The following is part of a description of the "quotes pattern", one of Erickson's linguistic tricks:
People have almost no consciousness of any meta-levels if you distract them with content. Once at a conference I talked to a large group of psychologists who were pretty stuffy and asked a lot of dumb questions. I told them about quotes as a pattern. Then I said for example - I even told them what I was doing - Milton Erickson once told me a story about a time he stayed at a turkey farm, and the turkeys made a lot of noise and kept him awake at night. He didn't know what to do. So finally one night he walked outside - and I faced all those psychologists out there - and he realised he was surrounded by turkeys, hundreds of turkeys everywhere. And he looked at them and he said "You turkeys!".
...I stood on stage in front of these people who were paying me a fortune and I went "You turkeys!" They didn't know what I was doing. They all sat there nodding seriously. If you are congruent they will never know. (p.62)
Why do people not notice how puerile this is? Presumably because they, like the original audience, feel included and join with Bandler (I suspect it is Bandler) rejoicing in his own cleverness. What sort of person would think themselves a part of the lumpen mass who "have almost no consciousness ...if you distract them"? Certainly not me.
A perk of being a member of an elite group with arcane knowledge is that you don't have to bother with the rules that constrain lesser folk:
The trouble with many professional ethical codes ...is that they limit your behavior. And whenever you accept any "I won't do it," there are people you are not going to be able to work with ...I walked over and stomped on the catatonic's foot as hard as I could and got an immediate response. He came right out of "catatonia", jumped up, and said "don't do that!" (p.75)
'There would be no danger in me having the promised magical powers because I am entirely well-meaning'. Helping people must be one of the most seductive forms of power because the fact of its being an exercise of power is so easily hidden from the person doing the helping. There is arrogance implicit in the very title of the book: if you turn a frog into a prince, you have not made him your equal, because you could as easily have chosen to leave him as a frog.
Let me make it quite plain that I am not being cynical or claiming that members of the helping professions are evil or hypocritical or do no good or that altruism never exists. I am simply restating a commonplace: people are complicated, and they act from complex motives of which they are often largely unaware. That goes for me too, of course, and I hope my opening paragraph indicates that I do not feel myself (too) superior to people who fall for systems like NLP.
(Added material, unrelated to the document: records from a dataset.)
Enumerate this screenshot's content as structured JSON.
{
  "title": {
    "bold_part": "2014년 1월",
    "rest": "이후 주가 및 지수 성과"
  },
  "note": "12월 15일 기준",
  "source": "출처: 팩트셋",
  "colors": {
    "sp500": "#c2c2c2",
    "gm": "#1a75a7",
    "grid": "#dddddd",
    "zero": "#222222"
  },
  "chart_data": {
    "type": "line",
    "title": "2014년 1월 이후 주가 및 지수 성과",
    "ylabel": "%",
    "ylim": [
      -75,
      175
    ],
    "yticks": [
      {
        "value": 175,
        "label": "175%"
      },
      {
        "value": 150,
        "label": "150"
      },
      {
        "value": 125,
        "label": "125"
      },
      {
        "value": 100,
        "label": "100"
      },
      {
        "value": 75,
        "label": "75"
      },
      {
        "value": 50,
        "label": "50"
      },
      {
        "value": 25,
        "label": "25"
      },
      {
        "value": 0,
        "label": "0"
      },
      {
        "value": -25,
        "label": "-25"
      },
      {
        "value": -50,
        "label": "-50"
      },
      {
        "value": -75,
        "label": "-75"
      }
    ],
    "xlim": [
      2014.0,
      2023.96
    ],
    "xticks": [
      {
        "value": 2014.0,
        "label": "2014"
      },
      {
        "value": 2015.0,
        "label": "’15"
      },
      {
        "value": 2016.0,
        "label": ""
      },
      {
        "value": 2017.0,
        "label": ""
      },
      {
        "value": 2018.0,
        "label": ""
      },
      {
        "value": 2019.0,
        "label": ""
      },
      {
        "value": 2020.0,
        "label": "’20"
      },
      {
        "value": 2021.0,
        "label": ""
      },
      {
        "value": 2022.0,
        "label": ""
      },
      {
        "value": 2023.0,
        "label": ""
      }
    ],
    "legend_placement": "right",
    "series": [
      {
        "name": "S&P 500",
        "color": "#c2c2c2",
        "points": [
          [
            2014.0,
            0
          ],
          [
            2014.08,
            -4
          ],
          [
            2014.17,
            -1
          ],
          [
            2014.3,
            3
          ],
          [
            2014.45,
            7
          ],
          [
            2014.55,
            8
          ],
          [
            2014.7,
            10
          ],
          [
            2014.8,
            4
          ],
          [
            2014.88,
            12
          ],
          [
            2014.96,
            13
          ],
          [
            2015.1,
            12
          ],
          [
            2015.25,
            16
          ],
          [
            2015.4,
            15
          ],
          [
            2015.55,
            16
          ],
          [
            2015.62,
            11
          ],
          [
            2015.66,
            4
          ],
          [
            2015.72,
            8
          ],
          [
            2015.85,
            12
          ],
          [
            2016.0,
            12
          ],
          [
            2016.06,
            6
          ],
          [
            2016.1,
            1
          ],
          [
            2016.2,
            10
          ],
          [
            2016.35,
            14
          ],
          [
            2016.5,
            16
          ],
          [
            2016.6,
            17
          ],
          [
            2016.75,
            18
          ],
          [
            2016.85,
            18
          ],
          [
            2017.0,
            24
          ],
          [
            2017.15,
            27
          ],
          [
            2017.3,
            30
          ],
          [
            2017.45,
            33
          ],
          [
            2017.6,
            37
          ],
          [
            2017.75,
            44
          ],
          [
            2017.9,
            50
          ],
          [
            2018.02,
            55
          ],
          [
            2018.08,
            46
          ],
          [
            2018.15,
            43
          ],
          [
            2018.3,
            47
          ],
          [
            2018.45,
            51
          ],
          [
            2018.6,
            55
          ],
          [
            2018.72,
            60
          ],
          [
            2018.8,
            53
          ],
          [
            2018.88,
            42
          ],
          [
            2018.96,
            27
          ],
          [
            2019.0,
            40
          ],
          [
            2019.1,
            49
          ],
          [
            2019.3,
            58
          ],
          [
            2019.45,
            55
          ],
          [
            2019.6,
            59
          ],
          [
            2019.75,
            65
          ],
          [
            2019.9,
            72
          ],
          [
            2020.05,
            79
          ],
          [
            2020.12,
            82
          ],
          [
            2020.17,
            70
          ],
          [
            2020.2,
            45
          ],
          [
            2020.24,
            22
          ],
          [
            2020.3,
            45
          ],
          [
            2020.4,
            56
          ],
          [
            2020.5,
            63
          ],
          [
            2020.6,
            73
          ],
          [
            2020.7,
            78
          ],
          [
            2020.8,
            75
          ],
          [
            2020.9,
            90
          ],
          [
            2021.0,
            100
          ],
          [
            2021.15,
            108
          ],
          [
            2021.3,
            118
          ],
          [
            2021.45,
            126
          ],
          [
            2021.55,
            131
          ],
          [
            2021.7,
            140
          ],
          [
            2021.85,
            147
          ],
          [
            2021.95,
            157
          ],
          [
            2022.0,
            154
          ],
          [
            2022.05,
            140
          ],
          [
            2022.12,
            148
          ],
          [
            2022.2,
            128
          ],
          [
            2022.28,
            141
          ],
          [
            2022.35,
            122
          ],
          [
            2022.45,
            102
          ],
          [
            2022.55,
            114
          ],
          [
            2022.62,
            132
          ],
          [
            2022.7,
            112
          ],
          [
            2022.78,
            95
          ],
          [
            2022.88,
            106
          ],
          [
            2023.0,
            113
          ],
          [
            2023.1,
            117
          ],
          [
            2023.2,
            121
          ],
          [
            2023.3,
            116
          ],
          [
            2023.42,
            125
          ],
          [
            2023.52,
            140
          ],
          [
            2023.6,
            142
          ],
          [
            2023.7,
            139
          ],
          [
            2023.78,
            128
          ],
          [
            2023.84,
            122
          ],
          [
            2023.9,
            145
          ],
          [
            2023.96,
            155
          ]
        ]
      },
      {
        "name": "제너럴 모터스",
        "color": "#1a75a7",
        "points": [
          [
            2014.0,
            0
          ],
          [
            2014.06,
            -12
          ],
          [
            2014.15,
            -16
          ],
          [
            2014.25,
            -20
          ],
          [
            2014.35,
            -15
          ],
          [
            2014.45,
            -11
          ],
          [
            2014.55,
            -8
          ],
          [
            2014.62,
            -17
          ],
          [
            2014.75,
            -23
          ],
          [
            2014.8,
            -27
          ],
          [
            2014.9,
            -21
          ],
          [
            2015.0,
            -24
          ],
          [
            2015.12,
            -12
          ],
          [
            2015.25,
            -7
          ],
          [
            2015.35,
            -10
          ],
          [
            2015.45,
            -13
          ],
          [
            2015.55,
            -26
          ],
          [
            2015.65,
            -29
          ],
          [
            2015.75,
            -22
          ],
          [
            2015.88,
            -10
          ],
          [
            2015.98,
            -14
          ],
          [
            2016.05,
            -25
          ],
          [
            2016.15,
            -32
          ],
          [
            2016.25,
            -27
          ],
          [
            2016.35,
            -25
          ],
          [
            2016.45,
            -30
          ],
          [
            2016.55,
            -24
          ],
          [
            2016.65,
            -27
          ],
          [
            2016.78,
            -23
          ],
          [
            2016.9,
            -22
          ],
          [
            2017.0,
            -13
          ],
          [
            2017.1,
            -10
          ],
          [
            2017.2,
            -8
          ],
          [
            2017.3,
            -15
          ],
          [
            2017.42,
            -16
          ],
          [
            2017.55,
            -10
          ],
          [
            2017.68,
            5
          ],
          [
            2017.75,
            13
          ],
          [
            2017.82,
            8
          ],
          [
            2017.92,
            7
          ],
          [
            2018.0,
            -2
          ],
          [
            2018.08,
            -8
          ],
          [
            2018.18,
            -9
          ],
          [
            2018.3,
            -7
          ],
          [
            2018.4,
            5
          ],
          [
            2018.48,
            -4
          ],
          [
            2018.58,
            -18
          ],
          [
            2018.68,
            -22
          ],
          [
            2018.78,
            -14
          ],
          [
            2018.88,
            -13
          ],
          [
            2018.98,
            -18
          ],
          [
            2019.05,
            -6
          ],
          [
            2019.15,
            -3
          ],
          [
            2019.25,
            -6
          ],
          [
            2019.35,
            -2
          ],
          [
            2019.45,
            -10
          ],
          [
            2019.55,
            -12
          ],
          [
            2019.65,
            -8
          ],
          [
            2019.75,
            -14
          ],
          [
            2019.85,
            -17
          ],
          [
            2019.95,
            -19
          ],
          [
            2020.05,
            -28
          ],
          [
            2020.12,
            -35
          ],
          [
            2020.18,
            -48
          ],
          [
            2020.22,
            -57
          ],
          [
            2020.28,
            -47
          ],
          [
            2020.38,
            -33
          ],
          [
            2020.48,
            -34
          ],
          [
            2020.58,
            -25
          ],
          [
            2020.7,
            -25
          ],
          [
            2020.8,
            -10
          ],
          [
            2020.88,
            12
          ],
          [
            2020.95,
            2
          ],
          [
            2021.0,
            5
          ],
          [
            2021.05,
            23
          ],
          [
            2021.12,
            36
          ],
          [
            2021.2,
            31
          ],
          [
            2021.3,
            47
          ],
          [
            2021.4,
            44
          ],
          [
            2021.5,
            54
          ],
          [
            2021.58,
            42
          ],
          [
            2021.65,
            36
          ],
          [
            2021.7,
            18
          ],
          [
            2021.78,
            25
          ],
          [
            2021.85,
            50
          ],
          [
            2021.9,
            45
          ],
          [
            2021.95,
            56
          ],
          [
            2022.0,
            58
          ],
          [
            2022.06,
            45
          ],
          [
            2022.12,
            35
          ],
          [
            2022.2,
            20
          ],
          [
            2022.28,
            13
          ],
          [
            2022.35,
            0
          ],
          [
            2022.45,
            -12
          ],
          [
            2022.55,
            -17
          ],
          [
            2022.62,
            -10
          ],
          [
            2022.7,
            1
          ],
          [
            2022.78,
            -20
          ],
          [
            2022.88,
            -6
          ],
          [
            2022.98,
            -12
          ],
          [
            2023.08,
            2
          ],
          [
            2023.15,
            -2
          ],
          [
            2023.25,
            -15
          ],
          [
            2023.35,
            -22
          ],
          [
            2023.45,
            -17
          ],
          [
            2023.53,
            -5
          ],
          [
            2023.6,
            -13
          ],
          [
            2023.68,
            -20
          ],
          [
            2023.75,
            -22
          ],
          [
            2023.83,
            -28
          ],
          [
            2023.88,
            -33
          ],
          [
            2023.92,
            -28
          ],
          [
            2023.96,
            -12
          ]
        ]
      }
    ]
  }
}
Bandler, Richard & Grinder, John. (1979) Frogs into Princes. 1990 London edition: Eden Grove editions.
H.B. Gibson & M Heap Hypnosis in Therapy (1991) Hove, U.K. Lawrence Erlbaum Associates Ltd
Hamblett, Margot and Bolstad, Dr. Richard (2000) Healing Cancer retrieved 18 April 2003 from www.nlpanchorpoint.com/Bolstad2.htm
Singer, Margaret Thaler & Lalich, Janja (1996). "Crazy" Therapies. San Francisco: Jossey Bass.